J’utilise le bouddhisme et la beauté pour encourager les gens à être authentiques envers eux-mêmes. Je suis né et j’ai grandi dans un temple bouddhiste à Tokyo en 1989. J’ai lutté en tant qu’homosexuel et contre l’attente de suivre l’image d’un moine traditionnel. J’ai toujours voulu être une princesse, mais les gens autour de moi me demandaient sans cesse quand j’allais me raser le crâne, ce qui me mettait une pression incroyable. À l’âge de 18 ans, j’ai déménagé aux États-Unis et j’ai étudié à la Parsons School of Design.

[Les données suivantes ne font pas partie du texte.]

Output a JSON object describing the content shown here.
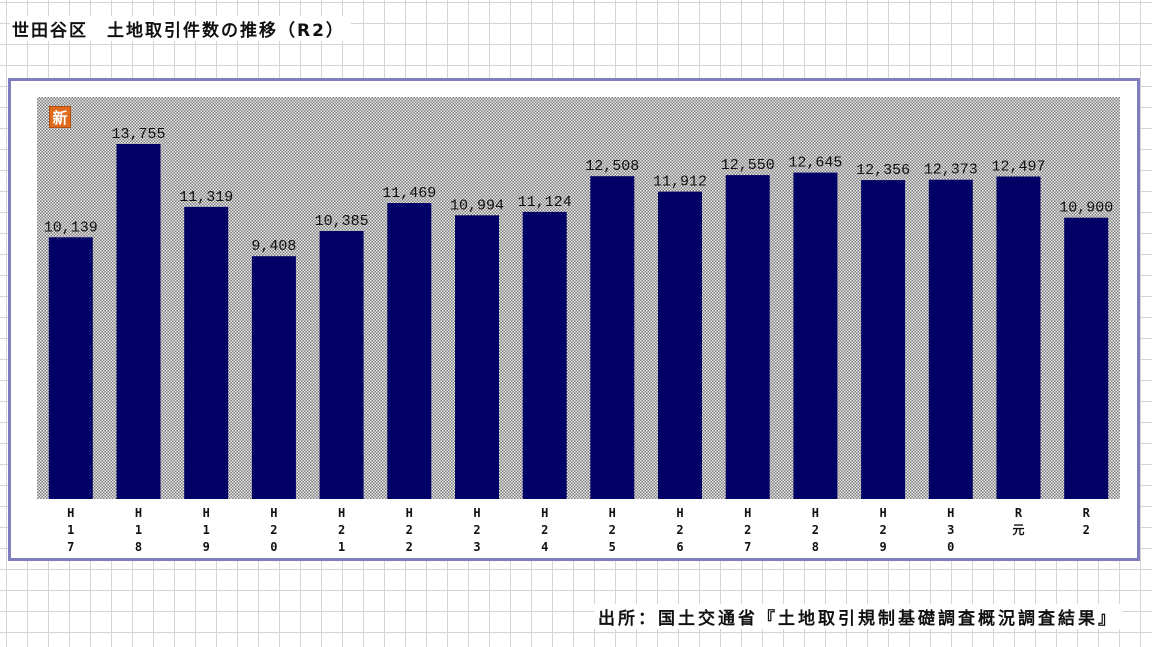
{
  "title": "世田谷区　土地取引件数の推移（R2）",
  "badge": "新",
  "source": "出所：国土交通省『土地取引規制基礎調査概況調査結果』",
  "colors": {
    "bar": "#000066",
    "frame": "#7f7fbf",
    "badge": "#e06a1c"
  },
  "chart_data": {
    "type": "bar",
    "categories": [
      "H17",
      "H18",
      "H19",
      "H20",
      "H21",
      "H22",
      "H23",
      "H24",
      "H25",
      "H26",
      "H27",
      "H28",
      "H29",
      "H30",
      "R元",
      "R2"
    ],
    "values": [
      10139,
      13755,
      11319,
      9408,
      10385,
      11469,
      10994,
      11124,
      12508,
      11912,
      12550,
      12645,
      12356,
      12373,
      12497,
      10900
    ],
    "value_labels": [
      "10,139",
      "13,755",
      "11,319",
      "9,408",
      "10,385",
      "11,469",
      "10,994",
      "11,124",
      "12,508",
      "11,912",
      "12,550",
      "12,645",
      "12,356",
      "12,373",
      "12,497",
      "10,900"
    ],
    "title": "",
    "xlabel": "",
    "ylabel": "",
    "ylim": [
      0,
      15000
    ],
    "grid": false,
    "legend": "none"
  }
}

Plus tard, j’ai assisté un maquilleur pendant cinq ans à New York et je suis devenu maquilleur. Pendant cette période, j’ai appris l’art de l’expression personnelle et la façon dont elle peut magiquement amplifier l’estime de soi.
Plus tard, je suis revenu au Japon et j’ai suivi une formation de moine. Même si je ne voulais pas devenir moine, je voulais savoir ce qu’était le bouddhisme et ce que cela signifiait d’être un moine bouddhiste. À ma grande surprise, j’ai appris que les écritures bouddhistes disent que tout le monde est accueilli et respecté. L’un des enseignements dit : “Tout comme la lumière de la lune brille sur tout le monde, tout le monde peut-être illuminé, quelles que soient les différences.” J’ai rencontré un maître qui m’a assuré que le fait d’être homosexuel ou de porter quelque chose de brillant n’était pas un problème, tant que j’étais capable d’aider les autres en partageant cet enseignement bouddhiste.

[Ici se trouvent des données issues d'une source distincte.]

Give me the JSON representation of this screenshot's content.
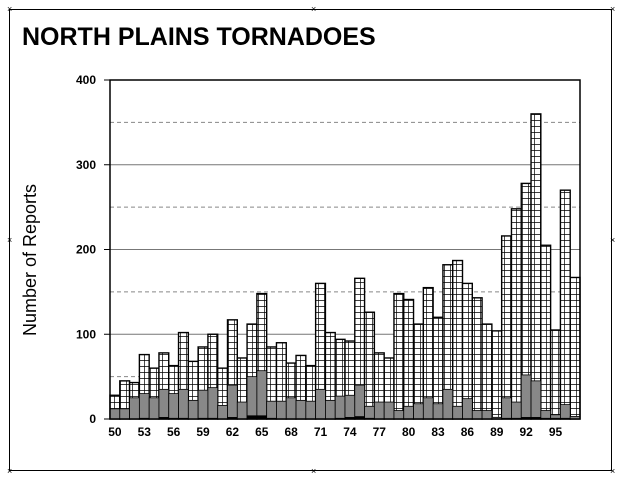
{
  "chart_data": {
    "type": "bar",
    "title": "NORTH PLAINS TORNADOES",
    "xlabel": "",
    "ylabel": "Number of Reports",
    "ylim": [
      0,
      400
    ],
    "yticks": [
      0,
      100,
      200,
      300,
      400
    ],
    "xtick_labels": [
      "50",
      "53",
      "56",
      "59",
      "62",
      "65",
      "68",
      "71",
      "74",
      "77",
      "80",
      "83",
      "86",
      "89",
      "92",
      "95"
    ],
    "categories": [
      "1950",
      "1951",
      "1952",
      "1953",
      "1954",
      "1955",
      "1956",
      "1957",
      "1958",
      "1959",
      "1960",
      "1961",
      "1962",
      "1963",
      "1964",
      "1965",
      "1966",
      "1967",
      "1968",
      "1969",
      "1970",
      "1971",
      "1972",
      "1973",
      "1974",
      "1975",
      "1976",
      "1977",
      "1978",
      "1979",
      "1980",
      "1981",
      "1982",
      "1983",
      "1984",
      "1985",
      "1986",
      "1987",
      "1988",
      "1989",
      "1990",
      "1991",
      "1992",
      "1993",
      "1994",
      "1995",
      "1996",
      "1997"
    ],
    "stacked": false,
    "series": [
      {
        "name": "",
        "style": "grid-hatched",
        "color": "#ffffff",
        "values": [
          28,
          45,
          43,
          76,
          60,
          78,
          63,
          102,
          68,
          85,
          100,
          60,
          117,
          72,
          112,
          148,
          85,
          90,
          66,
          75,
          63,
          160,
          102,
          94,
          92,
          166,
          126,
          78,
          72,
          148,
          141,
          112,
          155,
          120,
          182,
          187,
          160,
          143,
          112,
          104,
          216,
          248,
          278,
          360,
          205,
          105,
          270,
          167
        ]
      },
      {
        "name": "",
        "style": "gray",
        "color": "#888888",
        "values": [
          12,
          12,
          25,
          30,
          25,
          35,
          30,
          35,
          22,
          34,
          37,
          16,
          40,
          20,
          50,
          57,
          21,
          21,
          25,
          22,
          21,
          35,
          22,
          27,
          28,
          40,
          15,
          20,
          20,
          10,
          15,
          18,
          25,
          18,
          35,
          15,
          24,
          10,
          10,
          2,
          25,
          20,
          52,
          45,
          10,
          5,
          17,
          3
        ]
      },
      {
        "name": "",
        "style": "black",
        "color": "#000000",
        "values": [
          0,
          0,
          0,
          1,
          0,
          2,
          1,
          1,
          0,
          1,
          1,
          0,
          2,
          0,
          4,
          4,
          1,
          0,
          0,
          0,
          0,
          0,
          0,
          1,
          2,
          3,
          1,
          0,
          0,
          0,
          0,
          0,
          0,
          0,
          0,
          0,
          0,
          0,
          0,
          0,
          1,
          1,
          2,
          2,
          1,
          1,
          1,
          0
        ]
      }
    ],
    "grid": {
      "solid_at": [
        100,
        200,
        300
      ],
      "dashed_at": [
        50,
        150,
        250,
        350
      ]
    },
    "legend": "none"
  }
}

Aujourd’hui, je veux émanciper les gens des attentes sociales et des valeurs religieuses qui les limitent. Je veux que les gens sachent qu’il n’y a rien de mal à être ce que l’on est. Souvent, les personnes LGBTQI+ ont été marginalisées et ostracisées par la société, mais je veux encourager les gens à remettre en question ce qui est considéré comme du “bon sens”. Le fait d’être religieux.se et d’être homosexuel.le ne devrait pas entrer en conflit, ce sont plutôt les chefs religieux et les adeptes qui le font. Si la religion limite notre liberté et ne nous aide pas à dépasser nos limites, pourquoi en avons-nous besoin ? J’ai la foi que tout le monde a la même valeur et est digne de vivre heureux.

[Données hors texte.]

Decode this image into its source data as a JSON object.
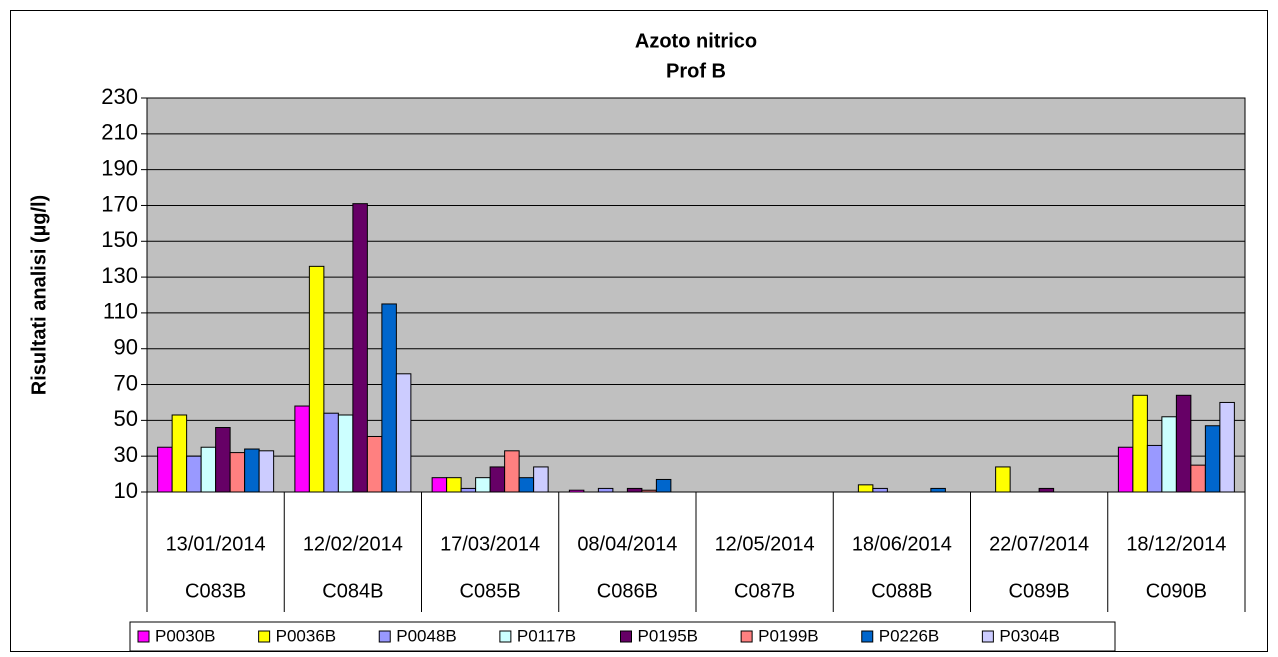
{
  "chart_data": {
    "type": "bar",
    "title": [
      "Azoto nitrico",
      "Prof B"
    ],
    "y_label": "Risultati analisi (µg/l)",
    "categories": [
      "13/01/2014",
      "12/02/2014",
      "17/03/2014",
      "08/04/2014",
      "12/05/2014",
      "18/06/2014",
      "22/07/2014",
      "18/12/2014"
    ],
    "groups": [
      "C083B",
      "C084B",
      "C085B",
      "C086B",
      "C087B",
      "C088B",
      "C089B",
      "C090B"
    ],
    "series": [
      {
        "name": "P0030B",
        "color": "#ff00ff",
        "values": [
          35,
          58,
          18,
          11,
          null,
          null,
          null,
          35
        ]
      },
      {
        "name": "P0036B",
        "color": "#ffff00",
        "values": [
          53,
          136,
          18,
          null,
          null,
          14,
          24,
          64
        ]
      },
      {
        "name": "P0048B",
        "color": "#9999ff",
        "values": [
          30,
          54,
          12,
          12,
          null,
          12,
          null,
          36
        ]
      },
      {
        "name": "P0117B",
        "color": "#ccffff",
        "values": [
          35,
          53,
          18,
          null,
          null,
          null,
          null,
          52
        ]
      },
      {
        "name": "P0195B",
        "color": "#660066",
        "values": [
          46,
          171,
          24,
          12,
          null,
          null,
          12,
          64
        ]
      },
      {
        "name": "P0199B",
        "color": "#ff8080",
        "values": [
          32,
          41,
          33,
          11,
          null,
          null,
          null,
          25
        ]
      },
      {
        "name": "P0226B",
        "color": "#0066cc",
        "values": [
          34,
          115,
          18,
          17,
          null,
          12,
          null,
          47
        ]
      },
      {
        "name": "P0304B",
        "color": "#ccccff",
        "values": [
          33,
          76,
          24,
          null,
          null,
          null,
          null,
          60
        ]
      }
    ],
    "ylim": [
      10,
      230
    ],
    "yticks": [
      10,
      30,
      50,
      70,
      90,
      110,
      130,
      150,
      170,
      190,
      210,
      230
    ],
    "grid": true,
    "plot_background": "#c0c0c0",
    "legend": "bottom"
  }
}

Quelle est ta relation avec le maquillage ? Est-ce une pratique spirituelle ?
En me maquillant, je sens que tout est possible, le maquillage est inexplicablement magique. Lorsque je me vois changer en me maquillant, j’ai l’impression que mes capacités sont amplifiées et que davantage de choses sont réalisables. Même s’il s’agit d’une illusion qui peut être effacée à la fin de la journée, cette expérience suffit à me faire croire que je suis capable de tout, même sans maquillage. C’est exactement l’expérience que je veux apporter aux gens. Je n’ai pas appris le maquillage juste pour rendre les beaux mannequins encore plus beaux, je veux aider les autres à croire davantage en eux ou elles-mêmes.
Quelle est ta définition de la beauté ? S’agit-il d’un processus, d’un état, d’un équilibre ?
La beauté est quelque chose qui se trouve dans le cœur de la personne qui la ressent. C’est un mouvement invisible du cœur. Le bouddhisme dit : “La lune est belle, la fleur est belle, mais le cœur lui-même, qui peut trouver la beauté, est beau.” Selon ce dicton, nous pouvons trouver la beauté même dans la tristesse ou la colère. Si quelqu’un est plongé dans la tristesse d’une perte ou s’enflamme de rage pour lutter contre l’injustice, il peut s’agir d’une belle expérience humaine. J’aimerais proposer des façons uniques d’apprécier la vie.
L’empathie et l’acceptation sont-elles importantes dans ta vision ?
L’empathie et l’acceptation sont importantes car elles mènent toutes deux à notre propre bonheur. Selon le bouddhisme, l’action d’aider les autres nous apportera le plus grand bonheur. Si nous ne faisons pas preuve d’empathie à l’égard des autres et si nous ne leur apportons pas ce dont ils ont besoin, nous ne sommes pas en mesure d’aider les autres. Lorsque les autres sont reconnaissant.e.s de ce que vous avez fait, vous pouvez être satisfait.e et ressentir la valeur de la vie. Ce bonheur est à la portée de tous.tes. Travailler pour les autres vous prive de l’énergie, du temps ou de l’argent dont vous disposez, mais ces faveurs vous reviendront en boucle. L’acceptation est importante, car si l’on n’accepte pas la réalité, on en souffre. On doit comprendre que tout le monde est différent et que tout le monde vit différemment. Personne n’est en mesure de contrôler les autres afin qu’iels vivent d’une certaine manière. Si l’on accepte les choses telles qu’elles sont, on peut se libérer de la souffrance, selon le bouddhisme.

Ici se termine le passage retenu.